To solve the problem, Apple evaluated several local partners, including Baidu, DeepSeek, and ByteDance, before settling on Alibaba. The two companies reached an agreement in February 2025, but Beijing's evaluation process delayed the rollout for over a year.
Under the approved arrangement, Qwen — Alibaba's flagship family of large language models and one of the most widely adopted open-weight model lines in the world — will run the AI experiences inside Apple's operating systems in China. Alibaba confirmed the integration would involve "text and image understanding and generation," suggesting parity with core Apple Intelligence features available elsewhere.
Impact
The approval matters far beyond a feature checklist. China is Apple's most important international market, and the absence of AI features had become a competitive liability against domestic rivals like Huawei, which ship aggressive on-device AI capabilities. Apple's Greater China sales rose 28% year-over-year to $20.5 billion in the second quarter of 2026, aided by discount promotions that helped the company regain the No. 2 position in China's smartphone market. Adding Apple Intelligence gives the iPhone a long-missing selling point in the country.

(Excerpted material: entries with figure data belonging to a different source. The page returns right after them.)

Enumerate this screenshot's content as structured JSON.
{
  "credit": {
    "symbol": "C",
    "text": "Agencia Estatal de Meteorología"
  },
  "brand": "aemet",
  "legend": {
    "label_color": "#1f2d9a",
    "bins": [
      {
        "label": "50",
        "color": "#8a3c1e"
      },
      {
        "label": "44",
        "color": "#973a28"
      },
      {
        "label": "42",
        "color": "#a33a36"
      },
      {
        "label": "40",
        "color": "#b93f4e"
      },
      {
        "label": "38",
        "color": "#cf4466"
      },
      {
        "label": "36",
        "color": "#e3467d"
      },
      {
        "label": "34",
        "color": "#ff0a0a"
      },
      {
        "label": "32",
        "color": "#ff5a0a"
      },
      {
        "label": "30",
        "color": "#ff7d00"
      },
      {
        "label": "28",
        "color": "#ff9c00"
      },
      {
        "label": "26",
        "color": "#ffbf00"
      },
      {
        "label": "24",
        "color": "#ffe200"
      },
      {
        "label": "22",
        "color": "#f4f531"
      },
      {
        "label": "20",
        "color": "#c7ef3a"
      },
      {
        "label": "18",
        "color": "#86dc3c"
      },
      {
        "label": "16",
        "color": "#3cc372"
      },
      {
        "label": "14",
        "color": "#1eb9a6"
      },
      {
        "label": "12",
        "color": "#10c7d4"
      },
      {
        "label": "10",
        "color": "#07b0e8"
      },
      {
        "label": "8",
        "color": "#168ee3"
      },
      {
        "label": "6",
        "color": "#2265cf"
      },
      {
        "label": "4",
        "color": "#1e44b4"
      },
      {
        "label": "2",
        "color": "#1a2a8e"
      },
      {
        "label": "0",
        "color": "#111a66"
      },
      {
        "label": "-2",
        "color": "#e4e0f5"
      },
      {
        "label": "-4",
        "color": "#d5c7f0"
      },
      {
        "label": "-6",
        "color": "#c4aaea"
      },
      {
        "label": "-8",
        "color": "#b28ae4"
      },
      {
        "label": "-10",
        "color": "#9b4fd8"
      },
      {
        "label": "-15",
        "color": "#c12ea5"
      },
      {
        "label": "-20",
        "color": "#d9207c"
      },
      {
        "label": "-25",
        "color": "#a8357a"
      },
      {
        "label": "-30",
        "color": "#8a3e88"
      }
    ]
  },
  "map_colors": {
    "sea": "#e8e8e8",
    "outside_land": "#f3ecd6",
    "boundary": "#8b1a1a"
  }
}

For Alibaba, the deal is a landmark validation of Qwen. Investors reacted immediately, with the company's U.S. shares gaining over 6%. Powering AI on hundreds of millions of Apple devices positions Qwen as critical consumer AI infrastructure in China — a significant win in its rivalry with DeepSeek, ByteDance's Doubao, and Zhipu's GLM models.
The deal also illustrates the deepening bifurcation of the global AI stack: Apple devices will run OpenAI and Apple models in most of the world, Qwen in China — a template other Western platform companies may be forced to follow.
What's Next
Neither Apple nor Alibaba provided a launch timeline, though the features are expected to arrive via a software update to devices sold in mainland China. Attention now turns to how the localized Apple Intelligence will handle China's content compliance requirements in practice, and whether the Qwen partnership expands to future Siri upgrades built on large language models.